Vic drove home with Melinda about noon. She did not say a word to him in the car. She had hardly said a word since she had come downstairs at eleven o'clock. Her eyes were puffy and she seemed still groggy from the sleeping pills. She had not put on any lipstick, and her mouth looked thinner, set in a straight line as she stared through the windshield. Vic left her at the house, put on a pair of slacks and a clean shirt, then drove to the Petersons' to pick up Trixie. He supposed he should tell the Petersons what had happened. They would think it unnatural of him if he didn't.

       Vic said, when he was standing in the driveway with the two of them, out of earshot of the children, "There was an accident last night at the Cowans'. A man drowned in their swimming pool."

       "'What!'" Katherine Peterson said, her eyes stretching.

       "Who?" Peterson asked.

       Vic told him. They had never seen De Lisle, but they had to know all the details, how old he was, whether he had had anything to eat before—Vic didn't know—and how long he had been in the water before anybody found him. Vic said he couldn't be sure, because De Lisle had been swimming around when he got out, perhaps seven minutes before. It was apparently an attack of cramp. The Petersons agreed that it sounded like an attack of cramp.

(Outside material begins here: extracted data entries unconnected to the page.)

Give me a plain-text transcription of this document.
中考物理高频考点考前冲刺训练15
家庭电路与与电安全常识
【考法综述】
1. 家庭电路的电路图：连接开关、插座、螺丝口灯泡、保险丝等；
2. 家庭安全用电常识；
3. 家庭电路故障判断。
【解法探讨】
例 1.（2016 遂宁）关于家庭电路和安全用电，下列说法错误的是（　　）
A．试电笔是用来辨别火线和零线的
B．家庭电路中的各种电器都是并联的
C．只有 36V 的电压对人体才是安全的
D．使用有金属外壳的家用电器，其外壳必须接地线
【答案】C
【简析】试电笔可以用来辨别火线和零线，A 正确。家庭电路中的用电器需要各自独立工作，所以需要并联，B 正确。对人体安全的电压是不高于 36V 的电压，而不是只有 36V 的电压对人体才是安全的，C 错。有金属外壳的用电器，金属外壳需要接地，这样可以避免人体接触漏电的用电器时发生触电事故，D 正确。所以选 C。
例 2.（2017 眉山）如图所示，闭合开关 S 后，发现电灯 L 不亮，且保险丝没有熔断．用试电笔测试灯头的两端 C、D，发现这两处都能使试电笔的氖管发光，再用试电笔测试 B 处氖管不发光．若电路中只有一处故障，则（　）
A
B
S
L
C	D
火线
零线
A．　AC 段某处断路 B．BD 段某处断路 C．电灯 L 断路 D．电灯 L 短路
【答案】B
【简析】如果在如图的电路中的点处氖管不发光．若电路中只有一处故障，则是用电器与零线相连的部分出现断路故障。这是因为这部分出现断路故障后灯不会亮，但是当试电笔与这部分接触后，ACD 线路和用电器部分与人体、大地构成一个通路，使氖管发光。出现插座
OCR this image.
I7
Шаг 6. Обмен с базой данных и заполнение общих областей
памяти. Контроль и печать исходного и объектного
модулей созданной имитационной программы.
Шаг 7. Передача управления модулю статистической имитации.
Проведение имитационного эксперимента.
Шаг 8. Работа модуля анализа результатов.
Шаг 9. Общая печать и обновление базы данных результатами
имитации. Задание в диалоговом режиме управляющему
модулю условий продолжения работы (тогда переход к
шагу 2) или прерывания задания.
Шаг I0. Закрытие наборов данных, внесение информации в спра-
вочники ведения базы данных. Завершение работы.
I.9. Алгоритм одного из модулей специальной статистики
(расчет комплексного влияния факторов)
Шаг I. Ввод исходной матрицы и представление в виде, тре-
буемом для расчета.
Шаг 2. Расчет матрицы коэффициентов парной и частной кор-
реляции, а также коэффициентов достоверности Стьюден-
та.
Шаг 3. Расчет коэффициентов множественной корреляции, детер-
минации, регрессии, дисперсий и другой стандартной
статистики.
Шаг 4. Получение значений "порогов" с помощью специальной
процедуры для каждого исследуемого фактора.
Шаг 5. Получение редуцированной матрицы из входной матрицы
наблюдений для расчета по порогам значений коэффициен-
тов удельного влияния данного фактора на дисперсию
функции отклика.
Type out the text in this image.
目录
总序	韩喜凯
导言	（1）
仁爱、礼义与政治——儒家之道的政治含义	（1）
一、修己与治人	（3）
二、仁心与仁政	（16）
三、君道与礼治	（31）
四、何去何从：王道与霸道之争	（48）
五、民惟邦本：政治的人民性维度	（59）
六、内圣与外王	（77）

       Then Vic drove Trixie back home. She was in her Sunday best, because she had just been to Sunday school with Janey Peterson. She was telling Vic about a plastic glider you shot with a rubber on a stick that some of the boys at the Sunday school had. Trixie wanted one, and Vic stopped at the newspaper store in town and bought one for her out of the front window, but he was thinking of something else. There were two things that kept repeating themselves in his mind—the matter of the Wilsons and what Phil Cowan had asked him this morning. Between the two, Phil's question bothered him more. Phil had simply asked in a puzzled way this morning, "Is Melinda in 'love' with De Lisle?" And Vic had replied, "I don't know anything about it, Phil." It was a question that would have occurred to anybody. Certainly Melinda was acting as if she were in love with De Lisle, and Vic had no doubt that people were going to remember and talk about the way she had behaved with Charley all evening, about the duet they had played on the piano, and about Melinda's history of liaisons. It was not guilt or fear of detection that bothered him, Vic felt, it was the sharp pang of shame that Phil's direct question had given him. The Wilson matter was vaguer. This morning Evelyn had said during their coffee and orange juice, "It's a wonder the Wilsons didn't notice anything when they were going home. Don left the house just about the time it must have happened. Don't you remember, Phil?" (But Phil didn't remember.) Evelyn said that the Wilsons had left practically as soon as she and Melinda had come into the house to get the aspirin for Melinda's headache, and that Don had come back a minute later for something—she couldn't remember what—that his wife had forgotten. Vic's question was, if Wilson had gone by on the lawn and seen their struggle in the pool, would he have gone on to his car without saying anything? That wasn't very likely. It was only that Wilson was such an odd, secretive character that the possibility even crossed Vic's mind.

       Melinda was drinking a Scotch and water when Vic got home with Trixie. She did not even say hello to Trixie, and Trixie, though she had seen her mother disheveled and out of sorts in the mornings before, knew that something worse than usual had happened. Rut after a long stare Trixie went into her room to change her clothes without asking any questions.